Apesar das permissões legais, mulheres que precisam recorrer ao aborto legal muitas vezes enfrentam dificuldades, como resistência por parte de profissionais de saúde, falta de estrutura em hospitais públicos e a burocracia para comprovar a situação prevista na lei. Além disso, a falta de informação sobre os direitos reprodutivos contribui para a insegurança das mulheres que necessitam do procedimento.
Sobre o Aborto legal
O aborto legal foi previsto no Brasil pelo Código Penal de 1940, que estabeleceu a possibilidade de interrupção da gravidez em casos de estupro e risco de vida para a gestante. Em 2012, o Supremo Tribunal Federal (STF) ampliou essa permissão ao reconhecer o direito ao aborto em casos de anencefalia fetal.

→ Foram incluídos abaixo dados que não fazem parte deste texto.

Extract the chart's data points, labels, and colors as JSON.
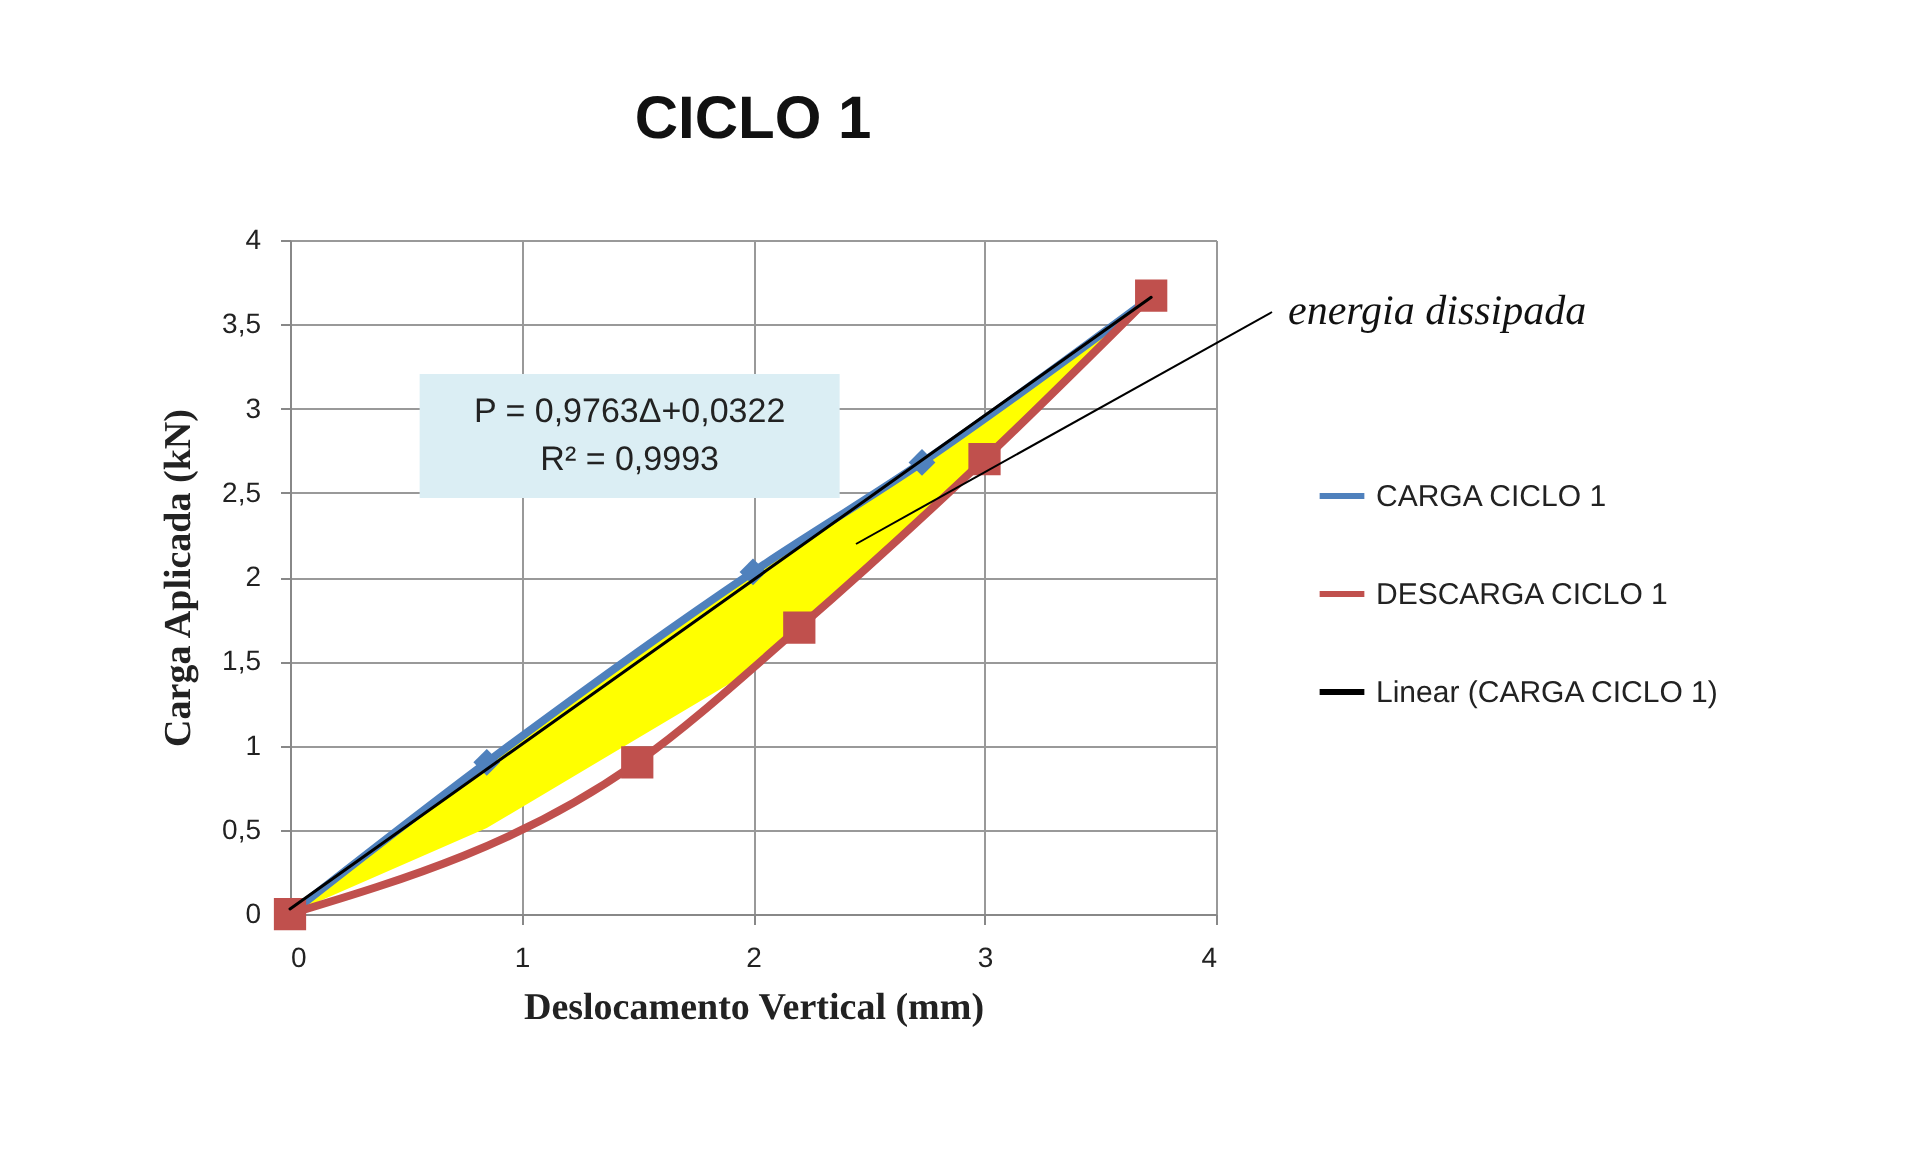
{
  "chart_data": {
    "type": "line",
    "title": "CICLO 1",
    "xlabel": "Deslocamento Vertical (mm)",
    "ylabel": "Carga Aplicada  (kN)",
    "xlim": [
      0,
      4
    ],
    "xticks": [
      0,
      1,
      2,
      3,
      4
    ],
    "ylim": [
      0,
      4
    ],
    "yticks": [
      0,
      {
        "value": 0.5,
        "label": "0,5"
      },
      1,
      {
        "value": 1.5,
        "label": "1,5"
      },
      2,
      {
        "value": 2.5,
        "label": "2,5"
      },
      3,
      {
        "value": 3.5,
        "label": "3,5"
      },
      4
    ],
    "grid": true,
    "legend": "right",
    "series": [
      {
        "name": "CARGA CICLO 1",
        "color": "#4f81bd",
        "marker": "diamond",
        "x": [
          0,
          0.85,
          2.0,
          2.73,
          3.72
        ],
        "values": [
          0,
          0.9,
          2.03,
          2.68,
          3.66
        ],
        "lower": [
          0,
          0.51,
          1.45,
          2.36,
          3.66
        ],
        "upper": [
          0,
          0.9,
          2.03,
          2.68,
          3.66
        ]
      },
      {
        "name": "DESCARGA CICLO 1",
        "color": "#c0504d",
        "marker": "square",
        "x": [
          0,
          1.5,
          2.2,
          3.0,
          3.72
        ],
        "values": [
          0,
          0.9,
          1.7,
          2.7,
          3.67
        ]
      },
      {
        "name": "Linear (CARGA CICLO 1)",
        "color": "#000000",
        "marker": "none",
        "x": [
          0,
          3.72
        ],
        "values": [
          0.03,
          3.66
        ]
      }
    ],
    "annotations": [
      "P = 0,9763Δ+0,0322",
      "R² = 0,9993",
      "energia dissipada"
    ]
  }
}
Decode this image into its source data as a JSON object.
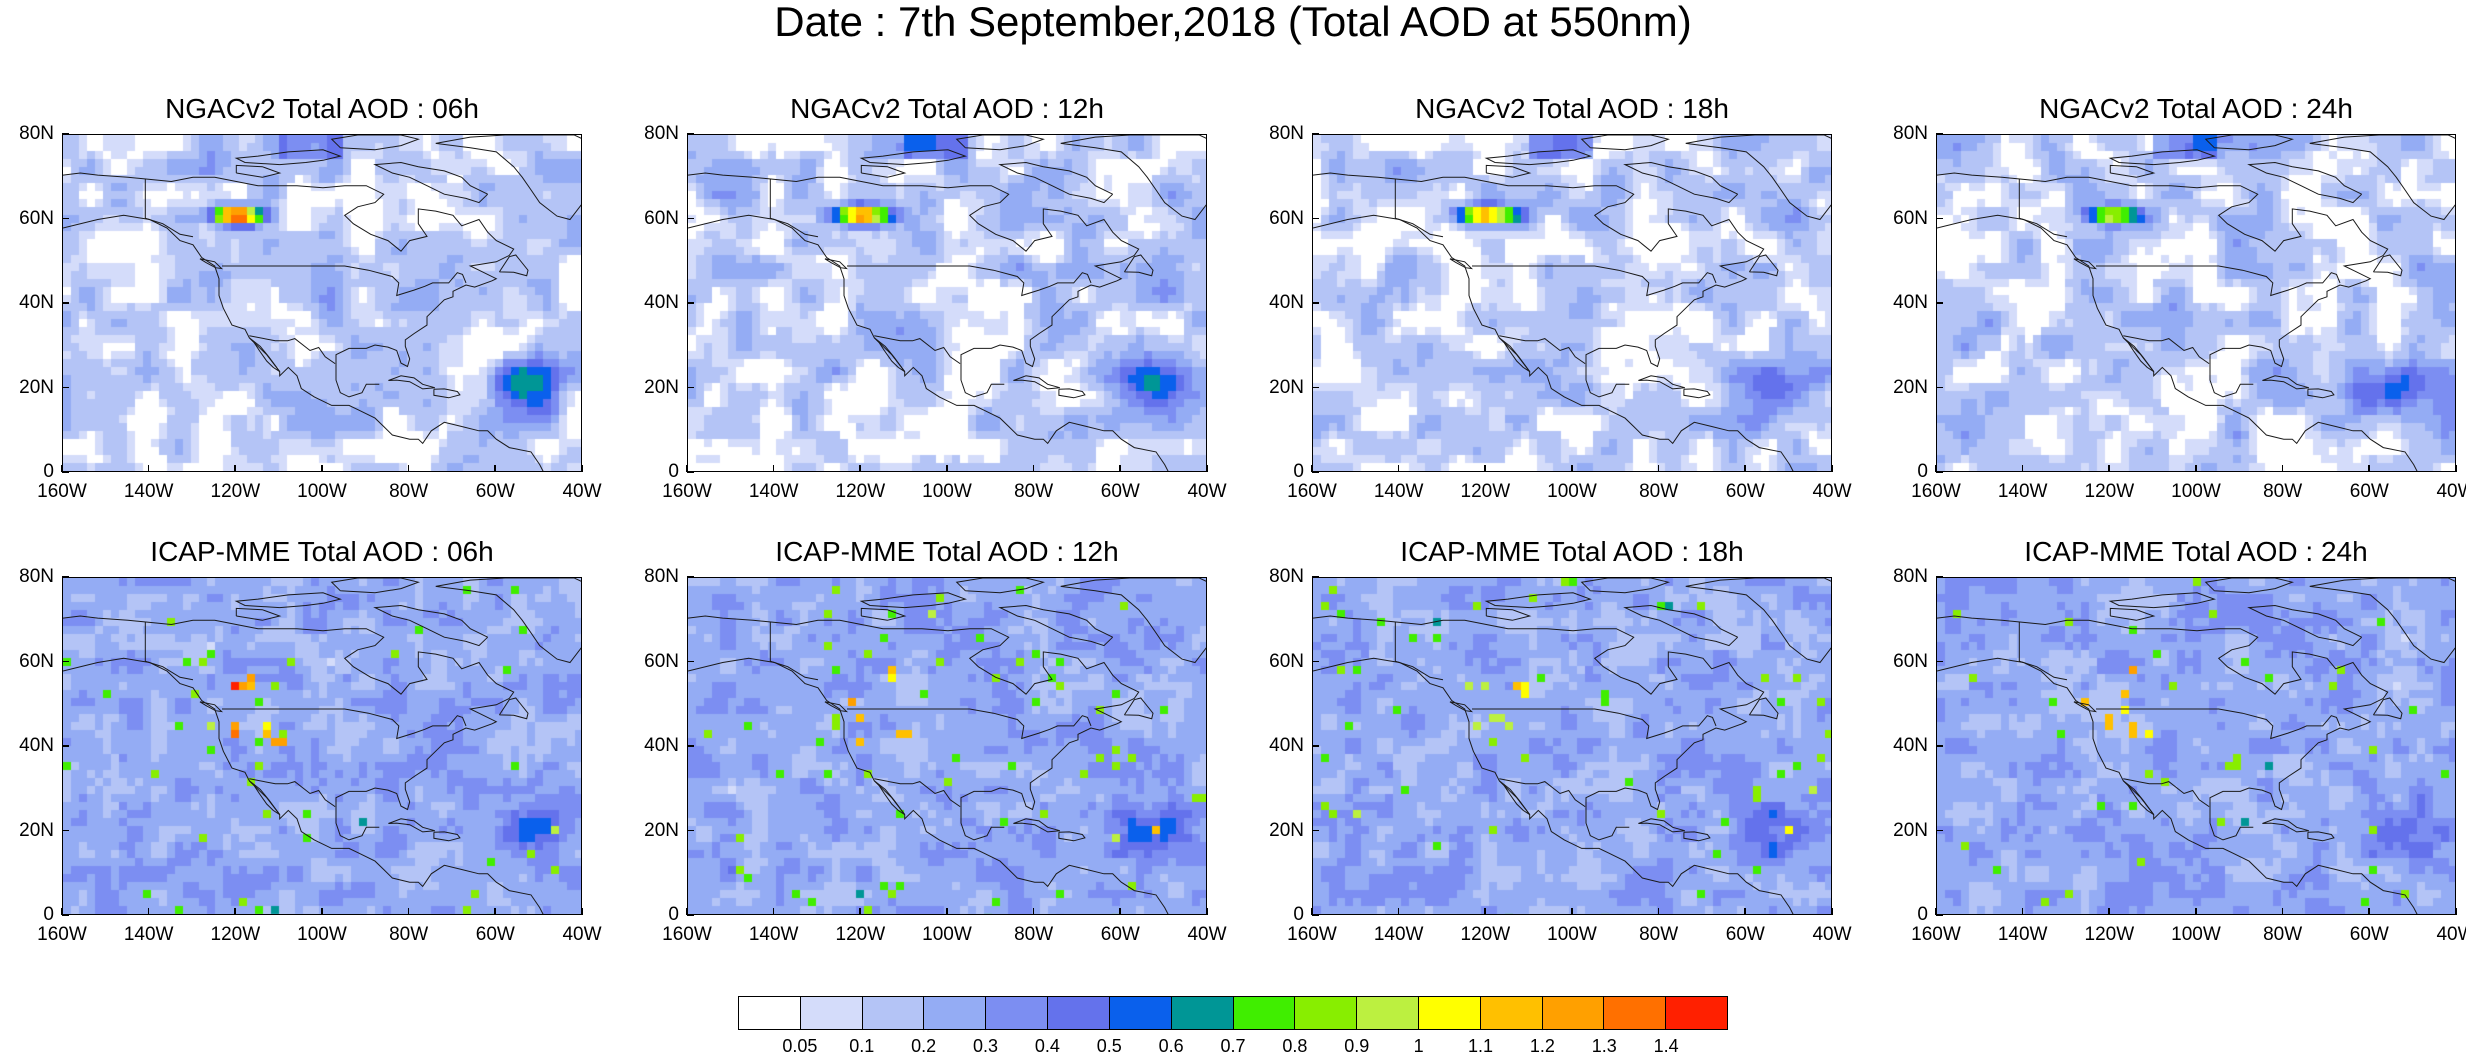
{
  "title": "Date : 7th September,2018 (Total AOD at 550nm)",
  "x_tick_labels": [
    "160W",
    "140W",
    "120W",
    "100W",
    "80W",
    "60W",
    "40W"
  ],
  "y_tick_labels": [
    "0",
    "20N",
    "40N",
    "60N",
    "80N"
  ],
  "extent": {
    "lon_min": -160,
    "lon_max": -40,
    "lat_min": 0,
    "lat_max": 80
  },
  "panels": [
    {
      "title": "NGACv2 Total AOD : 06h",
      "model": "NGACv2",
      "hour": 6
    },
    {
      "title": "NGACv2 Total AOD : 12h",
      "model": "NGACv2",
      "hour": 12
    },
    {
      "title": "NGACv2 Total AOD : 18h",
      "model": "NGACv2",
      "hour": 18
    },
    {
      "title": "NGACv2 Total AOD : 24h",
      "model": "NGACv2",
      "hour": 24
    },
    {
      "title": "ICAP-MME Total AOD : 06h",
      "model": "ICAP-MME",
      "hour": 6
    },
    {
      "title": "ICAP-MME Total AOD : 12h",
      "model": "ICAP-MME",
      "hour": 12
    },
    {
      "title": "ICAP-MME Total AOD : 18h",
      "model": "ICAP-MME",
      "hour": 18
    },
    {
      "title": "ICAP-MME Total AOD : 24h",
      "model": "ICAP-MME",
      "hour": 24
    }
  ],
  "colorbar": {
    "labels": [
      "0.05",
      "0.1",
      "0.2",
      "0.3",
      "0.4",
      "0.5",
      "0.6",
      "0.7",
      "0.8",
      "0.9",
      "1",
      "1.1",
      "1.2",
      "1.3",
      "1.4"
    ],
    "colors": [
      "#ffffff",
      "#d4dcfa",
      "#b4c4f6",
      "#94acf4",
      "#7c8ef2",
      "#6472ec",
      "#0a60ec",
      "#009696",
      "#40ee00",
      "#88ee00",
      "#bcf040",
      "#ffff00",
      "#ffc000",
      "#ffa000",
      "#ff7000",
      "#ff2000"
    ]
  },
  "dust_plume": {
    "lon": -53,
    "lat": 20
  },
  "fire_hotspot": {
    "lon": -120,
    "lat": 61
  }
}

Essas permissões foram estabelecidas para garantir a segurança e os direitos das mulheres em circunstâncias extremas.
O aborto legal continua sendo um tema de intenso debate. Especialistas em direito e saúde defendem a ampliação dos direitos reprodutivos para garantir mais autonomia às mulheres.
Ainda não há data prevista para o julgamento da ação. A Secretaria de Estado da Saúde de São Paulo afirmou que não foi notificada da decisão, mas que, assim que for oficialmente informada, cumprirá integralmente os termos da liminar.